Alors, le vieux est très vieux. Et son fils est très mou. Et le vieux paysan est viril. Et son fils est délicat. Et sa femme est dure. Et l’amoureuse du vieux est compréhensive. Et le bébé est en symbiose avec le vieux. Et le vieux se croit encore être un partisan, sauf que là, il lutte contre la grande ville. Et il va mourir. 

Le talent de l’auteur est de faire passer cette histoire d’homme face à sa vie et d’homme face à sa mort… Plutôt bien. Les phrases sont courtes. Pas d’envolée lyrique. Trois jours, c’est court. En même temps c’est suffisant. 

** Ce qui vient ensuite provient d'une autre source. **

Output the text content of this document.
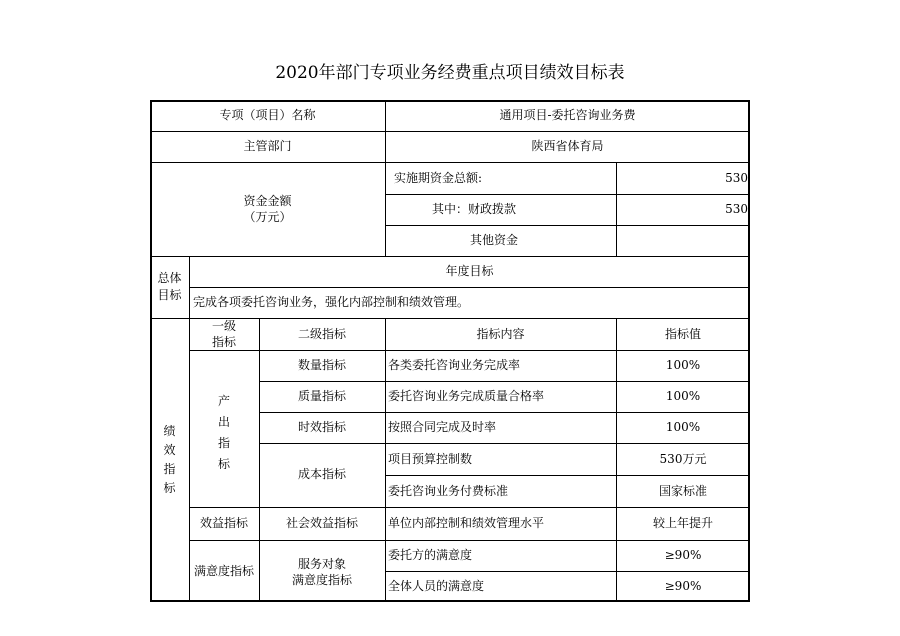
2020年部门专项业务经费重点项目绩效目标表
专项（项目）名称	通用项目-委托咨询业务费
主管部门	陕西省体育局
资金金额
（万元）
实施期资金总额:	530
其中：财政拨款	530
其他资金
总体
目标
年度目标
完成各项委托咨询业务，强化内部控制和绩效管理。
绩
效
指
标
一级
指标
二级指标	指标内容	指标值
产
出
指
标
数量指标	各类委托咨询业务完成率	100%
质量指标	委托咨询业务完成质量合格率	100%
时效指标	按照合同完成及时率	100%
成本指标
项目预算控制数	530万元
委托咨询业务付费标准	国家标准
效益指标	社会效益指标	单位内部控制和绩效管理水平	较上年提升
满意度指标	服务对象
满意度指标
委托方的满意度	≥90%
全体人员的满意度	≥90%
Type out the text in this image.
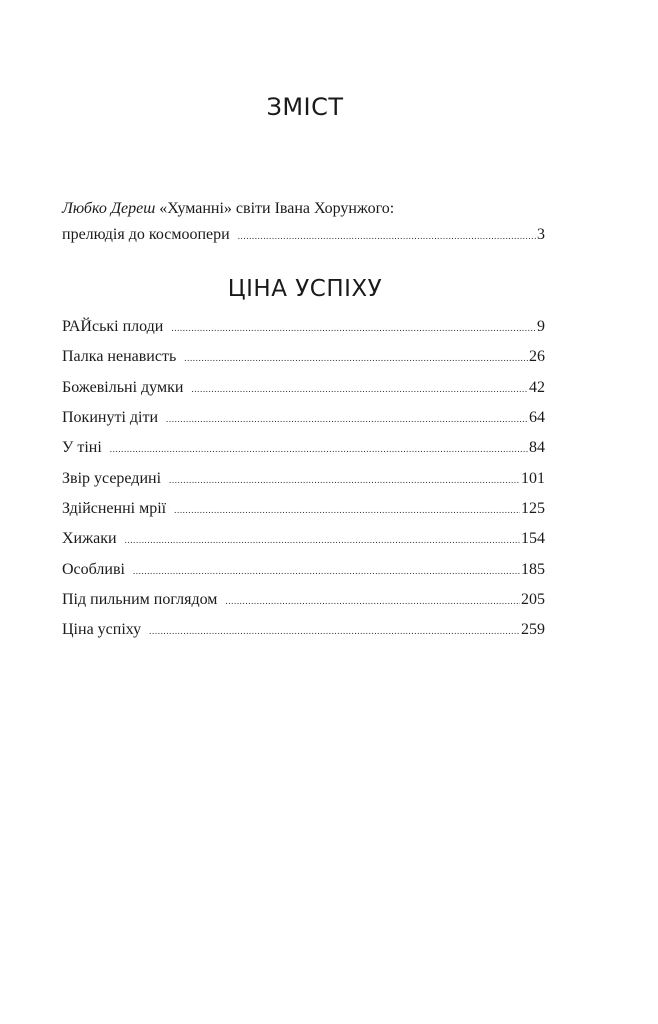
ЗМІСТ
Любко Дереш «Хуманні» світи Івана Хорунжого:
прелюдія до космоопери .....	3
ЦІНА УСПІХУ
РАЙські плоди .....	9
Палка ненависть .....	26
Божевільні думки .....	42
Покинуті діти .....	64
У тіні .....	84
Звір усередині .....	101
Здійсненні мрії .....	125
Хижаки .....	154
Особливі .....	185
Під пильним поглядом .....	205
Ціна успіху .....	259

Je crains que l’humeur au jour de l’acquisition n’ait que trop embaumé les pages du sourire.

*

*    *

Pour être complètement honnête, dans les pages du sourire il y avait quand même du soleil de place de village. Celui dont les vieux, assis sur une chaise inoxydable, la cane entre les jambes, se repaissent. Il sent le chaud de l’été. Et c’était rudement bon de le sentir dans cette tarte aux agrumes. (What a transition folks).

 

DSC_1951.jpg par vous

 

The ultimate tarte aux agrumes  – Clea Style

  • Pour la pâte à tarte 
    • 100 g de farine
    • 30 g de poudre d’amande
    • 40 g de beurre (salé)
    • 1 bonne cuillère à café de purée d’amande
    • 1 jaune d’oeuf
    • 25 g de sucre blond de canne
    • Un peu d’eau

Tout mélanger, étaler et cuire à 180° pour une vingtaine de minutes.

  • Pour les agrumes
    • 100 ml de jus d’orange (avec les zestes)
    • 100 ml de jus de pamplemousse 
    • 100 ml de jus de citron
    • un peu d’eau
    • 2 oeufs + 1 blanc (qu’il reste de la pâte)
    • 1 bonne cuillère à soupe de farine (je n’avais pas de maïzena)
    • 120 g de sucre 

Dans une petite casserole mettre le sucre, la farine un peu d’eau et les zestes. Mélanger et faire fondre sur feu doux.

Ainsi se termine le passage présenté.